So, Micron Technology (MU) is having a moment. The memory chip giant's shares jumped again in Wednesday's premarket, adding to a 4.5% gain from the day before. Everyone's getting positioned for the main event: the company's fiscal second-quarter earnings report, which lands after the closing bell. It's one of those setups where the anticipation feels almost as big as the actual numbers.
And speaking of numbers, Wall Street's expecting some eye-popping ones. According to market data, the consensus is calling for revenue of $19.26 billion. That's not just good growth—that's more than double the $8.05 billion the company reported in the same period last year. On the bottom line, analysts are looking for earnings of $8.77 per share, a huge leap from $1.56 per share a year ago.
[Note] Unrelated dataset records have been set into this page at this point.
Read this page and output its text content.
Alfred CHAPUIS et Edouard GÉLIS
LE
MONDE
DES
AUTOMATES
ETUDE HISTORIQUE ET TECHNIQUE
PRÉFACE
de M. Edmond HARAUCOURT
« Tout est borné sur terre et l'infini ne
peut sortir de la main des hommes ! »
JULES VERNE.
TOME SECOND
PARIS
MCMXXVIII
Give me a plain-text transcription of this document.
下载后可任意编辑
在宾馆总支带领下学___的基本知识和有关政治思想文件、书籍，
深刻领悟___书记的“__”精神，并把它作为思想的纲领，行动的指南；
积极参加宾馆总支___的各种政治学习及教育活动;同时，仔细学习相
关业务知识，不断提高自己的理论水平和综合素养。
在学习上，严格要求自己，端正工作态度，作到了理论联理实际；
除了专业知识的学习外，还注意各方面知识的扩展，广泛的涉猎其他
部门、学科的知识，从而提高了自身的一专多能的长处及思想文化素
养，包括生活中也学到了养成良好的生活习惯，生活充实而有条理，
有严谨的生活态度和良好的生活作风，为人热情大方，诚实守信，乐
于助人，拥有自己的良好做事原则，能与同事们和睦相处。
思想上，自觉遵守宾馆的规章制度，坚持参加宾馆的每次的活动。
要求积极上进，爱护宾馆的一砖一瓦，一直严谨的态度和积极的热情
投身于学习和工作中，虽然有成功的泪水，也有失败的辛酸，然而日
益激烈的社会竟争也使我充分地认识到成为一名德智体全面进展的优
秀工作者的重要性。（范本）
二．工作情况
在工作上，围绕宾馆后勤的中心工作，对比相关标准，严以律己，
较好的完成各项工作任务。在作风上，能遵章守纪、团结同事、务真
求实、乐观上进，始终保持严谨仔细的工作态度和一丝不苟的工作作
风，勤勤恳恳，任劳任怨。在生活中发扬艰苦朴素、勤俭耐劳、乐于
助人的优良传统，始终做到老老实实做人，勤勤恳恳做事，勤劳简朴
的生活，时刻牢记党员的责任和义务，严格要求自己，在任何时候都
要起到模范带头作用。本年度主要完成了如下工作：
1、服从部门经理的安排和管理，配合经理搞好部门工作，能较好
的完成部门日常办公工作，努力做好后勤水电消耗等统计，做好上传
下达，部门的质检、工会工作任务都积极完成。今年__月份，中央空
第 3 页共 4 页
But some folks are betting on an even bigger beat. TD Cowen analyst Krish Sankar is out there with a forecast of $10.40 per share for the quarter. He's keeping his Buy rating and, in a move that sums up the mood, raised his price target to $500.
The AI Engine Driving the Bus
What's fueling all this optimism? In a word: AI. The insatiable demand for artificial intelligence hardware is the story here. Micron just kicked off high-volume production of its HBM4 memory this week. This isn't just any memory; it's the kind that's going into supporting Nvidia Corp.'s (NVDA) next-gen Vera Rubin platform. When you're making the chips that go into the chips everyone wants, life is good.
RBC Capital analyst Srini Pajjuri is so bullish he raised his price target to $525. His thinking? Rising prices for memory are likely to drive yet another earnings beat for Micron. He's looking out over the horizon and believes this AI-driven memory upcycle has legs—potentially lasting into 2027. That's a long runway.
And Micron isn't just sitting back and collecting checks. The company is expanding its capacity to meet this demand. It recently finalized the purchase of a manufacturing site in Tongluo, Taiwan. The deal adds a cool 300,000 square feet of cleanroom space to its footprint. When demand is screaming, you build more factory.